Magic Circle Mime Co. is regarded as one of today’s premier family attractions and is known for uniting the concert orchestra with visual theater through innovative and imaginative content. Magic Circle Mime Co. is the creative partnership of Petersen and MacIntyre, who both have backgrounds in theater and instrumental music and have used their training to create highly regarded programs. They have performed with virtually every major orchestra in North America and have a growing reputation outside the U.S. They made their European debut with the Palau de la Música de Valencia in April of 2007.
“Their movement capitalizes on physical comedy, which is always a big hit with young audiences, but also does an excellent job of capturing the full range of emotions of each character,” continues Kotses. “Additionally, using different art forms, such as mime and storytelling, to enhance the orchestra experience provides outstanding entry points to symphonic music for children and adults alike.”
In addition to the concert, families are invited to attend the Symphony’s Musical Carnival—beginning at 9 a.m. (for those attending the 10 a.m. concert) and 12:15 p.m. (for those attending the 11:30 a.m. concert)—where kids enjoy hands-on musical experiences. Children can meet the musicians, test-drive instruments from the woodwind family, play musical games and learn how cellos vibrate to make sound. Plus, a special performance by the fourth and fifth-grade students of Santa Ana Strings is taking place.

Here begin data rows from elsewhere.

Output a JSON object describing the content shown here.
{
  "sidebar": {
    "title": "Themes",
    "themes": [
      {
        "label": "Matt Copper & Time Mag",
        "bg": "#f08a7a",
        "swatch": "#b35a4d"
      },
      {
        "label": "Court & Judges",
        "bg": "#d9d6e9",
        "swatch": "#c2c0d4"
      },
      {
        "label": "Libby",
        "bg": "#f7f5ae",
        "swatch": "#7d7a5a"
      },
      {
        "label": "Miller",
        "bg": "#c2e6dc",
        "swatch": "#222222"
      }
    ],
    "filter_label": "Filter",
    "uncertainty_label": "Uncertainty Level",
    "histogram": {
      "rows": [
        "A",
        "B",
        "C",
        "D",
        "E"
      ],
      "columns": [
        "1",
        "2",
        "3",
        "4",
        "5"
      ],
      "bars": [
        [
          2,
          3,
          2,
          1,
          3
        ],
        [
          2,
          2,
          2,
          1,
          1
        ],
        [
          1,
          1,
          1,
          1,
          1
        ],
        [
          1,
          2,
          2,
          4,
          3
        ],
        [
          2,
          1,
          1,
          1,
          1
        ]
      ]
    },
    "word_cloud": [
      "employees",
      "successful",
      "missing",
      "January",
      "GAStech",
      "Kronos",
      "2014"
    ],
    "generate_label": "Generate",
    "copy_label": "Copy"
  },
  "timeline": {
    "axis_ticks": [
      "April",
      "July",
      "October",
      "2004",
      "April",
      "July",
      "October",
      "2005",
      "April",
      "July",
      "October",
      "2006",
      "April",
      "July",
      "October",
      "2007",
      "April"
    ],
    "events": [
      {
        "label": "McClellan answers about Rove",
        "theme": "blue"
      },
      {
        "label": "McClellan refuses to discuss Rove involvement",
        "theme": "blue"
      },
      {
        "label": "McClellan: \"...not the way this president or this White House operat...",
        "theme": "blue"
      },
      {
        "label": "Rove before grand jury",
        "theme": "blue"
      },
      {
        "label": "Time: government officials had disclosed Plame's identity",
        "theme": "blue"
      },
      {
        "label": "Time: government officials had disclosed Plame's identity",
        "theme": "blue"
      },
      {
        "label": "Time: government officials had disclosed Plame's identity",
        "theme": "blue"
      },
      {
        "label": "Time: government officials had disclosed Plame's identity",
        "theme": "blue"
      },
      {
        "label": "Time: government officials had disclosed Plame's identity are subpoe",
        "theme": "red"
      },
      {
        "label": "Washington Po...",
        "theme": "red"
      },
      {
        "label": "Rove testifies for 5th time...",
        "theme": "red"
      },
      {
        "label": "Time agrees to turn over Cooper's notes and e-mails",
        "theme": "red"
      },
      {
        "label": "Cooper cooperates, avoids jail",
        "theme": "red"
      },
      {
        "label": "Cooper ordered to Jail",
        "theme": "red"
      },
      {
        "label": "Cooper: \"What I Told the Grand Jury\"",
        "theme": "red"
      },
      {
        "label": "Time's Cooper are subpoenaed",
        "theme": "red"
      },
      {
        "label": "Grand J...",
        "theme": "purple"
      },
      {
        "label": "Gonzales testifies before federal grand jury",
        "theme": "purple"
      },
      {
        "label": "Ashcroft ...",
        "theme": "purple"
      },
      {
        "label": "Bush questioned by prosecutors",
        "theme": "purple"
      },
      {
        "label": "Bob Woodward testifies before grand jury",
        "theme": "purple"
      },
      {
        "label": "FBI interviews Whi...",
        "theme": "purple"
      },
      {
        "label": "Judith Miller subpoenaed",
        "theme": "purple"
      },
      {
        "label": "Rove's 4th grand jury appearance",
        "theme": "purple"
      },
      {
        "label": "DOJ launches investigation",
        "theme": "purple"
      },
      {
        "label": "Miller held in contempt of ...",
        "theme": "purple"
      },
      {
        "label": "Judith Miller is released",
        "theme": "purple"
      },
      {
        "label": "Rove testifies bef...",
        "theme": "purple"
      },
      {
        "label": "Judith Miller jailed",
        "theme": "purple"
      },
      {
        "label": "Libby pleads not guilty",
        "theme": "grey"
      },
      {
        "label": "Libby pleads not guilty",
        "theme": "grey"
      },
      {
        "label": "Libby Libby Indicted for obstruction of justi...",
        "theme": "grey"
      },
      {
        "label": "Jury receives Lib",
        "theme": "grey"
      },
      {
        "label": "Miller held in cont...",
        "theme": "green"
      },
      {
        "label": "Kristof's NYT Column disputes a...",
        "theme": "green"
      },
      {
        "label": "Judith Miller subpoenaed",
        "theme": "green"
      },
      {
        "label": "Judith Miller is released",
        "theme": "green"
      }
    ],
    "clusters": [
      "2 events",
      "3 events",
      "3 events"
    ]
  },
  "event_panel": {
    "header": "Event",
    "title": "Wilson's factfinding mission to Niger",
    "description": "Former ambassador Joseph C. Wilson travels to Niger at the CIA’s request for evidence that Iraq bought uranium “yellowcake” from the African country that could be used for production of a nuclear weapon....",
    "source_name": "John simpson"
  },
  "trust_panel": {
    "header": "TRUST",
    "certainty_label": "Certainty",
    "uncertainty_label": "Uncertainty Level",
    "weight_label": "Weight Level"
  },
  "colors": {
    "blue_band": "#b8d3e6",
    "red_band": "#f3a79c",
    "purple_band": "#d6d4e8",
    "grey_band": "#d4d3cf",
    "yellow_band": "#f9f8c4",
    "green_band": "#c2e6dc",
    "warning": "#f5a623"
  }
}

Maestro Gutiérrez reflects on the past season: “I have enjoyed each of the Family Musical Mornings concerts this year, because the young audience and their families have allowed me to share some of the most wonderful orchestral music with them, as well as some ballet and opera music for kids. Besides educational and cultural enrichment, fun is also one of the main ingredients in our shows for the season ahead. I just can’t wait to share with my dear young friends and lots of new ones I’m expecting to meet during our concerts.”